The survey indicated that T. vernalis wasps are presently distributed throughout all of Connecticut's 8 counties, even in counties where they were not released (Fig. 1). The 2005 survey results indicate that T. vernalis adults are active from the first week in May to the beginning of Jun. Peak numbers were observed during the fourth week of May (Table 1). In Kentucky, where extensive sampling of T. vernalis has been conducted, adults were found to be active from mid-Apr to mid-Jun (Rogers & Potter 2004a). There was substantial variation in the numbers of wasps observed at each site. For example, at Hunter Memorial Park (New Haven County) the peak number observed was 563 adults, while only 28 were seen at Skunkgamaug Golf Course (Tolland County). The results of this survey show that the wasps are not rare in Connecticut and that they should be integrated with other measures for Japanese beetle management. For example, the public is generally unaware of these wasps and integrated pest management guidelines could suggest methods to conserve and enhance their population; e.g., planting floral nectar sources to attract and sustain the wasps (Rogers & Potter 2004b) and avoiding insecticide treatments to turf during the adult flight period (Rogers & Potter 2003; Oliver et al. 2005). While adult wasps were readily observed in this study, parasitized larvae were not found in the limited search conducted. Additional work needs to address the current rates of parasitism by T. vernalis. In Kentucky, Tiphia spp. have been found to parasitize up to 58% of potential host grubs (Rogers & Potter 2004a) and King & Parker (1950) found an average of 57% of Japanese beetle grubs parasitized over a 13-year study.

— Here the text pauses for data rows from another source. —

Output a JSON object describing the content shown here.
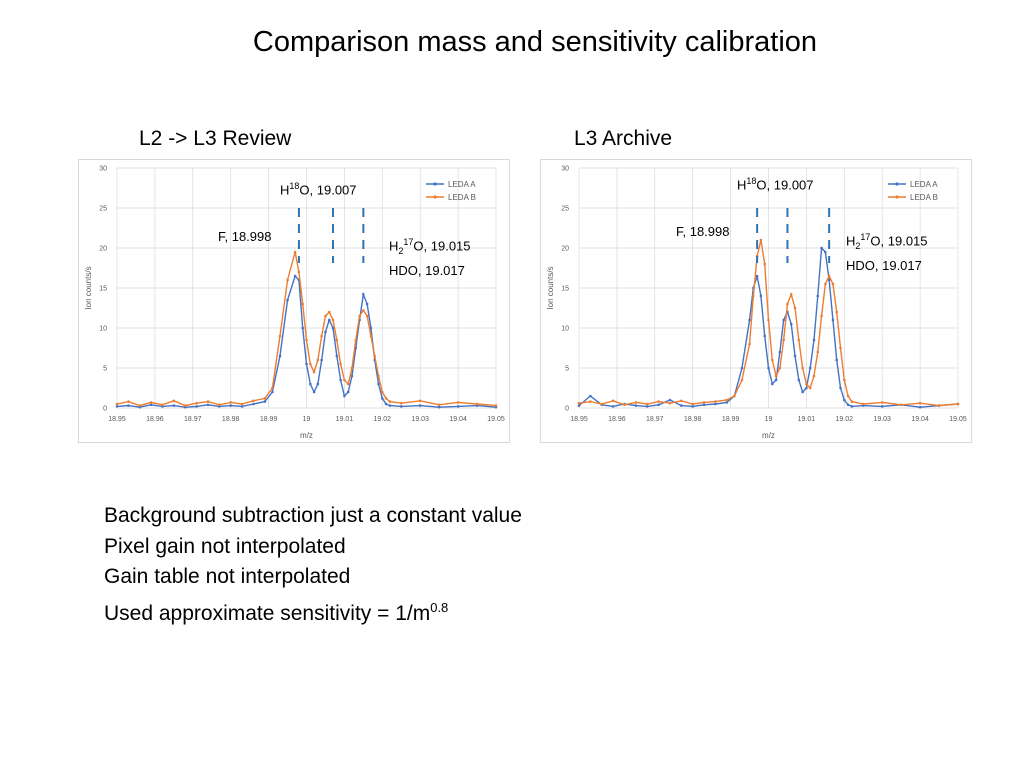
{
  "slide": {
    "title": "Comparison mass and sensitivity calibration",
    "notes": [
      {
        "text": "Background subtraction just a constant value"
      },
      {
        "text": "Pixel gain not interpolated"
      },
      {
        "text": "Gain table not interpolated"
      },
      {
        "text": "Used approximate sensitivity = 1/m",
        "sup": "0.8"
      }
    ]
  },
  "chart_data": [
    {
      "type": "line",
      "subtitle": "L2 -> L3 Review",
      "xlabel": "m/z",
      "ylabel": "Ion counts/s",
      "xlim": [
        18.95,
        19.05
      ],
      "ylim": [
        0,
        30
      ],
      "xticks": [
        "18.95",
        "18.96",
        "18.97",
        "18.98",
        "18.99",
        "19",
        "19.01",
        "19.02",
        "19.03",
        "19.04",
        "19.05"
      ],
      "yticks": [
        "0",
        "5",
        "10",
        "15",
        "20",
        "25",
        "30"
      ],
      "grid": true,
      "legend": "top-right",
      "annotations": [
        {
          "id": "h18o",
          "base": "H",
          "sup": "18",
          "rest": "O, 19.007",
          "x": 19.007
        },
        {
          "id": "f",
          "text": "F, 18.998",
          "x": 18.998
        },
        {
          "id": "h217o",
          "base": "H",
          "sub": "2",
          "sup": "17",
          "rest": "O, 19.015",
          "x2": "HDO, 19.017",
          "x": 19.015
        }
      ],
      "series": [
        {
          "name": "LEDA A",
          "color": "#4472c4",
          "x": [
            18.95,
            18.953,
            18.956,
            18.959,
            18.962,
            18.965,
            18.968,
            18.971,
            18.974,
            18.977,
            18.98,
            18.983,
            18.986,
            18.989,
            18.991,
            18.993,
            18.995,
            18.997,
            18.998,
            18.999,
            19.0,
            19.001,
            19.002,
            19.003,
            19.004,
            19.005,
            19.006,
            19.007,
            19.008,
            19.009,
            19.01,
            19.011,
            19.012,
            19.013,
            19.014,
            19.015,
            19.016,
            19.017,
            19.018,
            19.019,
            19.02,
            19.021,
            19.022,
            19.025,
            19.03,
            19.035,
            19.04,
            19.045,
            19.05
          ],
          "y": [
            0.2,
            0.3,
            0.1,
            0.4,
            0.2,
            0.3,
            0.1,
            0.2,
            0.4,
            0.2,
            0.3,
            0.2,
            0.5,
            0.8,
            2.0,
            6.5,
            13.5,
            16.5,
            16.0,
            10.0,
            5.5,
            3.0,
            2.0,
            3.0,
            6.0,
            9.5,
            11.0,
            10.0,
            6.5,
            3.5,
            1.5,
            2.0,
            4.0,
            7.5,
            11.0,
            14.2,
            13.0,
            10.0,
            6.0,
            3.0,
            1.2,
            0.5,
            0.3,
            0.2,
            0.3,
            0.1,
            0.2,
            0.3,
            0.1
          ]
        },
        {
          "name": "LEDA B",
          "color": "#ed7d31",
          "x": [
            18.95,
            18.953,
            18.956,
            18.959,
            18.962,
            18.965,
            18.968,
            18.971,
            18.974,
            18.977,
            18.98,
            18.983,
            18.986,
            18.989,
            18.991,
            18.993,
            18.995,
            18.997,
            18.998,
            18.999,
            19.0,
            19.001,
            19.002,
            19.003,
            19.004,
            19.005,
            19.006,
            19.007,
            19.008,
            19.009,
            19.01,
            19.011,
            19.012,
            19.013,
            19.014,
            19.015,
            19.016,
            19.017,
            19.018,
            19.019,
            19.02,
            19.021,
            19.022,
            19.025,
            19.03,
            19.035,
            19.04,
            19.045,
            19.05
          ],
          "y": [
            0.5,
            0.8,
            0.3,
            0.7,
            0.4,
            0.9,
            0.3,
            0.6,
            0.8,
            0.4,
            0.7,
            0.5,
            0.9,
            1.2,
            2.5,
            9.0,
            16.0,
            19.5,
            17.0,
            13.0,
            8.5,
            5.5,
            4.5,
            6.0,
            9.0,
            11.5,
            12.0,
            11.0,
            8.5,
            5.5,
            3.5,
            3.0,
            5.0,
            8.5,
            11.5,
            12.2,
            11.5,
            9.0,
            6.5,
            4.0,
            2.0,
            1.2,
            0.8,
            0.6,
            0.9,
            0.4,
            0.7,
            0.5,
            0.3
          ]
        }
      ]
    },
    {
      "type": "line",
      "subtitle": "L3 Archive",
      "xlabel": "m/z",
      "ylabel": "Ion counts/s",
      "xlim": [
        18.95,
        19.05
      ],
      "ylim": [
        0,
        30
      ],
      "xticks": [
        "18.95",
        "18.96",
        "18.97",
        "18.98",
        "18.99",
        "19",
        "19.01",
        "19.02",
        "19.03",
        "19.04",
        "19.05"
      ],
      "yticks": [
        "0",
        "5",
        "10",
        "15",
        "20",
        "25",
        "30"
      ],
      "grid": true,
      "legend": "top-right",
      "annotations": [
        {
          "id": "h18o",
          "base": "H",
          "sup": "18",
          "rest": "O, 19.007",
          "x": 19.005
        },
        {
          "id": "f",
          "text": "F, 18.998",
          "x": 18.997
        },
        {
          "id": "h217o",
          "base": "H",
          "sub": "2",
          "sup": "17",
          "rest": "O, 19.015",
          "x2": "HDO, 19.017",
          "x": 19.016
        }
      ],
      "series": [
        {
          "name": "LEDA A",
          "color": "#4472c4",
          "x": [
            18.95,
            18.953,
            18.956,
            18.959,
            18.962,
            18.965,
            18.968,
            18.971,
            18.974,
            18.977,
            18.98,
            18.983,
            18.986,
            18.989,
            18.991,
            18.993,
            18.995,
            18.996,
            18.997,
            18.998,
            18.999,
            19.0,
            19.001,
            19.002,
            19.003,
            19.004,
            19.005,
            19.006,
            19.007,
            19.008,
            19.009,
            19.01,
            19.011,
            19.012,
            19.013,
            19.014,
            19.015,
            19.016,
            19.017,
            19.018,
            19.019,
            19.02,
            19.021,
            19.022,
            19.025,
            19.03,
            19.035,
            19.04,
            19.045,
            19.05
          ],
          "y": [
            0.3,
            1.5,
            0.4,
            0.2,
            0.5,
            0.3,
            0.2,
            0.4,
            1.0,
            0.3,
            0.2,
            0.4,
            0.5,
            0.7,
            1.5,
            5.0,
            11.0,
            15.0,
            16.5,
            14.0,
            9.0,
            5.0,
            3.0,
            3.5,
            7.0,
            11.0,
            12.0,
            10.5,
            6.5,
            3.5,
            2.0,
            2.5,
            5.0,
            8.5,
            14.0,
            20.0,
            19.5,
            16.0,
            11.0,
            6.0,
            2.5,
            1.0,
            0.4,
            0.2,
            0.3,
            0.2,
            0.4,
            0.1,
            0.3,
            0.5
          ]
        },
        {
          "name": "LEDA B",
          "color": "#ed7d31",
          "x": [
            18.95,
            18.953,
            18.956,
            18.959,
            18.962,
            18.965,
            18.968,
            18.971,
            18.974,
            18.977,
            18.98,
            18.983,
            18.986,
            18.989,
            18.991,
            18.993,
            18.995,
            18.996,
            18.997,
            18.998,
            18.999,
            19.0,
            19.001,
            19.002,
            19.003,
            19.004,
            19.005,
            19.006,
            19.007,
            19.008,
            19.009,
            19.01,
            19.011,
            19.012,
            19.013,
            19.014,
            19.015,
            19.016,
            19.017,
            19.018,
            19.019,
            19.02,
            19.021,
            19.022,
            19.025,
            19.03,
            19.035,
            19.04,
            19.045,
            19.05
          ],
          "y": [
            0.6,
            0.8,
            0.5,
            0.9,
            0.4,
            0.7,
            0.5,
            0.8,
            0.6,
            0.9,
            0.5,
            0.7,
            0.8,
            1.0,
            1.5,
            3.5,
            8.0,
            14.0,
            19.0,
            21.0,
            18.0,
            11.0,
            6.0,
            4.0,
            5.0,
            8.5,
            13.0,
            14.2,
            12.5,
            8.5,
            5.0,
            3.0,
            2.5,
            4.0,
            7.0,
            11.5,
            15.5,
            16.5,
            15.5,
            12.0,
            7.5,
            3.5,
            1.5,
            0.8,
            0.5,
            0.7,
            0.4,
            0.6,
            0.3,
            0.5
          ]
        }
      ]
    }
  ]
}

We thank Dr. Ken Ahlstrom, Steve Rackliffe, John Tanner, and Dr. Steven Alm for technical and editorial guidance. We are also grateful to Nathan Lafontaine and Angela Robison for assisting in the survey, as well as Lars Chirrichitti for participation with the Bartlett Arboretum. We thank the Connecticut Association of Golf Course Superintendents and all the golf courses that participated in this study. These include Longshore Golf Course, Hunter Memorial Park, Farms Country Club, Black Hall Country Club, Norwich Golf Course, Tunxis Plantation, Indian Hill Country Club, Torrington Country Club, Crestbrook Park Golf Course, Indian Springs Country Club, Skungamaug Golf Course, and Willimantic Country Club. This project was funded by the Connecticut Cooperative Extension System.
This study determined the distribution and seasonal timing of Tiphia vernalis (Rohwer) (Hymenoptera, Tiphiidae) in Connecticut. Tiphia vernalis, an imported parasitoid of the Japanese beetle, was considered rare in the state before this study. The survey results indicated that T. vernalis is present in every county of the state including Tolland and Litchfield counties, where the wasps were not originally released. The widespread existence of the species in the state is significant because it aids in the control of the Japanese beetle, a serious pest of turf and landscape plantings.